Auítzotl le interrumpió bruscamente: «También traes una carta de nuestro hermano gobernante Nezahualpili. Dánosla. Cuando regreses a tu cuartel de mando, Xococ, marca en tu lista que el Iyac Míxtli ha sido elevado, por nuestro mandato, al rango te
tequhia
. Puedes retirarte».
«Pero, mi señor —dijo Xococ, herido en su amor propio—. ¿No desea usted escuchar el relato de la batalla en Texcala?».
«¿Qué puedes saber acerca de ella? ¿Excepto que marchaste de aquí y regresaste a casa otra vez? Lo escucharemos de Tequíua Mixtli. He dicho que te retires, Xococ. Vete».
El campeón me miró con odio y se deslizó hacia atrás de la habitación sin dar la espalda, haciendo el gesto de besar la tierra todo el tiempo. No presté mucha atención a eso, estando de algún modo deslumbrado.

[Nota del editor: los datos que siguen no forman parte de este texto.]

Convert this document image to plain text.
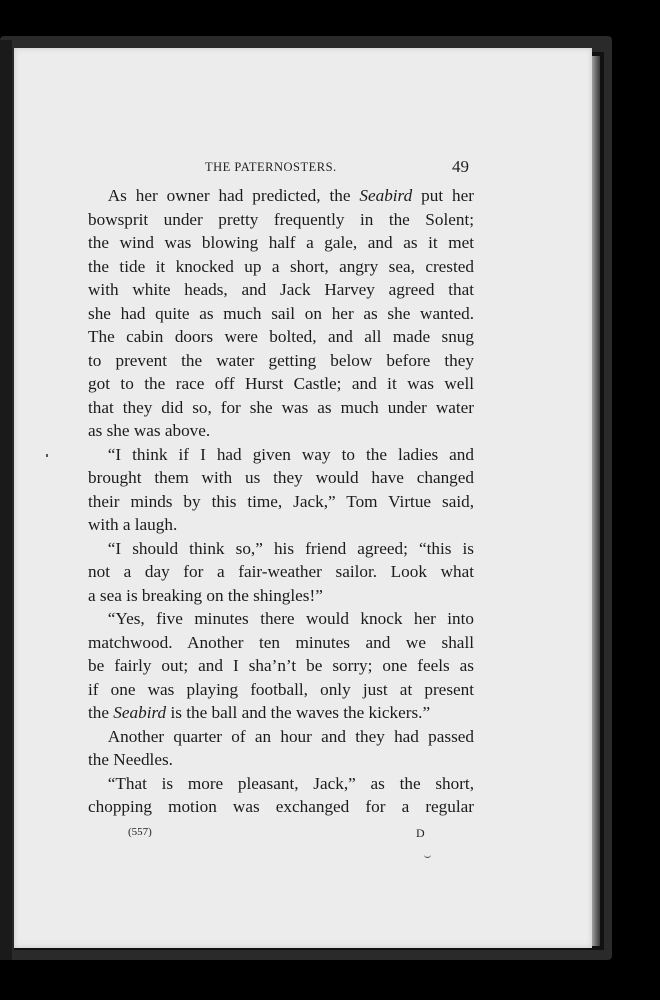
THE PATERNOSTERS.	49

As her owner had predicted, the Seabird put her
bowsprit under pretty frequently in the Solent;
the wind was blowing half a gale, and as it met
the tide it knocked up a short, angry sea, crested
with white heads, and Jack Harvey agreed that
she had quite as much sail on her as she wanted.
The cabin doors were bolted, and all made snug
to prevent the water getting below before they
got to the race off Hurst Castle; and it was well
that they did so, for she was as much under water
as she was above.

“I think if I had given way to the ladies and
brought them with us they would have changed
their minds by this time, Jack,” Tom Virtue said,
with a laugh.

“I should think so,” his friend agreed; “this is
not a day for a fair-weather sailor. Look what
a sea is breaking on the shingles!”

“Yes, five minutes there would knock her into
matchwood. Another ten minutes and we shall
be fairly out; and I sha’n’t be sorry; one feels as
if one was playing football, only just at present
the Seabird is the ball and the waves the kickers.”

Another quarter of an hour and they had passed
the Needles.

“That is more pleasant, Jack,” as the short,
chopping motion was exchanged for a regular

(557)	D
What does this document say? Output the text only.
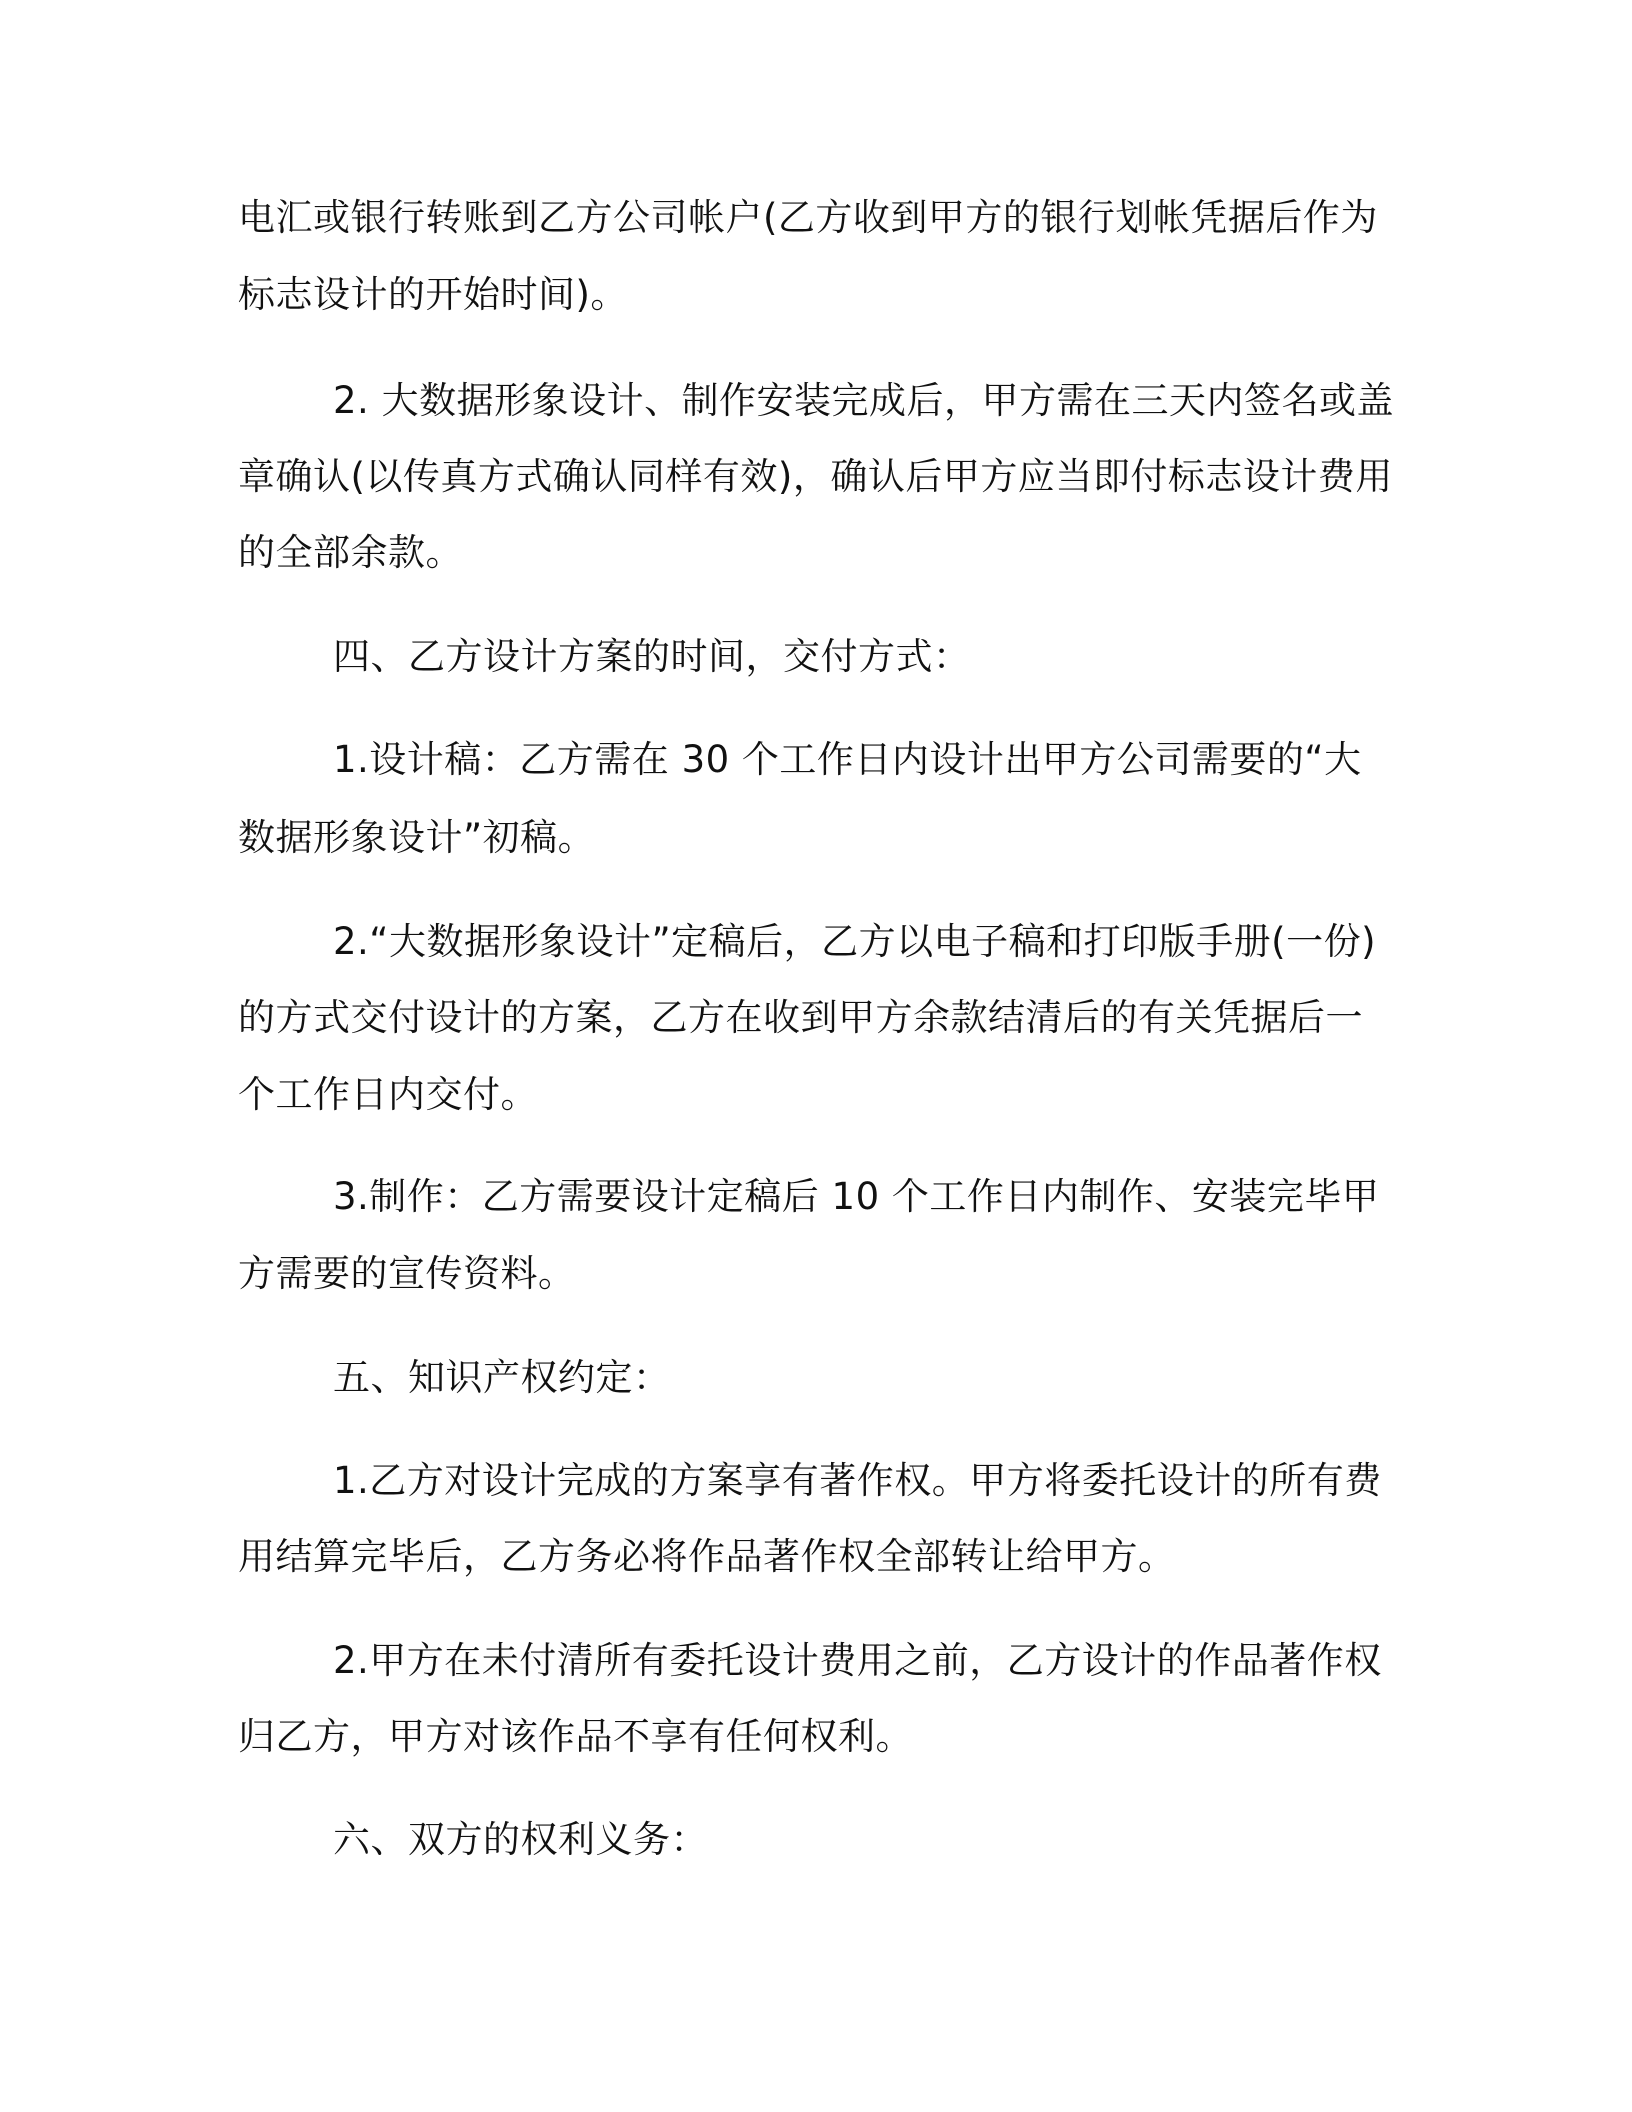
电汇或银行转账到乙方公司帐户(乙方收到甲方的银行划帐凭据后作为
标志设计的开始时间)。
2. 大数据形象设计、制作安装完成后，甲方需在三天内签名或盖
章确认(以传真方式确认同样有效)，确认后甲方应当即付标志设计费用
的全部余款。
四、乙方设计方案的时间，交付方式：
1.设计稿：乙方需在 30 个工作日内设计出甲方公司需要的“大
数据形象设计”初稿。
2.“大数据形象设计”定稿后，乙方以电子稿和打印版手册(一份)
的方式交付设计的方案，乙方在收到甲方余款结清后的有关凭据后一
个工作日内交付。
3.制作：乙方需要设计定稿后 10 个工作日内制作、安装完毕甲
方需要的宣传资料。
五、知识产权约定：
1.乙方对设计完成的方案享有著作权。甲方将委托设计的所有费
用结算完毕后，乙方务必将作品著作权全部转让给甲方。
2.甲方在未付清所有委托设计费用之前，乙方设计的作品著作权
归乙方，甲方对该作品不享有任何权利。
六、双方的权利义务：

Después de haber servido al ejército por menos de un mes, había sido promovido a un nivel al cual la mayoría de los hombres debían pelear en muchas batallas para obtenerlo. El rango de
tequíua
, que quiere decir «animal de rapiña», era generalmente otorgado solamente a aquellos que mataban o capturaban por lo menos cuatro enemigos en una batalla.